I'm currently working on a project using this open source library (nanobind) and am trying to understand how python enforces immutability. Lets say I have some memory allocation in C with the following:
std::string& func(){
auto ptr = malloc(10);
auto str = new (ptr) string("abcdefghij", 10);
return *str;
}
using nanobind, the above returns a python string by reference to the allocation. Now lets say that I have a way to get access to ptr (the address of the str returned to python) in another function and do something like
memcpy(ptr, "bbb", 3);
If I'm updating the memory address where the python string is stored, why doesn't the string itself change in python? I know it's immutable, but not sure how that's really enforced here if I'm not copying/returning by reference.

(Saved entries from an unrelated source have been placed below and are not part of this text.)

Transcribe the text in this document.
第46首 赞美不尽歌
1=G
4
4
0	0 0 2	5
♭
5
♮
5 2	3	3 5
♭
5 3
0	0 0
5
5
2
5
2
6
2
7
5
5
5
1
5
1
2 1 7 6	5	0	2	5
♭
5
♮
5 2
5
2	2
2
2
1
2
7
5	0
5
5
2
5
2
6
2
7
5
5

Here is some detail on nanobind's return by reference policy:
"Create a thin Python object wrapper around the returned C++ instance without making a copy, but do not transfer ownership to Python. nanobind will never call the C++ delete operator, even when the wrapper expires. The C++ side is responsible for destructing the C++ instance."
The answer to your question is linked in the documentation you showed:
The reason is that type casters convert function arguments and return values once, but further changes will not automatically propagate to across the language barrier because the representations are not intrinsically linked to each other.
You can read the (very simple) conversion code for std::string and see for yourself:
static handle from_cpp(const std::string &value, rv_policy,
cleanup_list *) noexcept {
return PyUnicode_FromStringAndSize(value.c_str(), value.size());
}
where PyUnicode_FromStringAndSize is documented as:
The buffer is copied into the new object.
So any changes you make to the source string are not visible in python because python has its own private copy.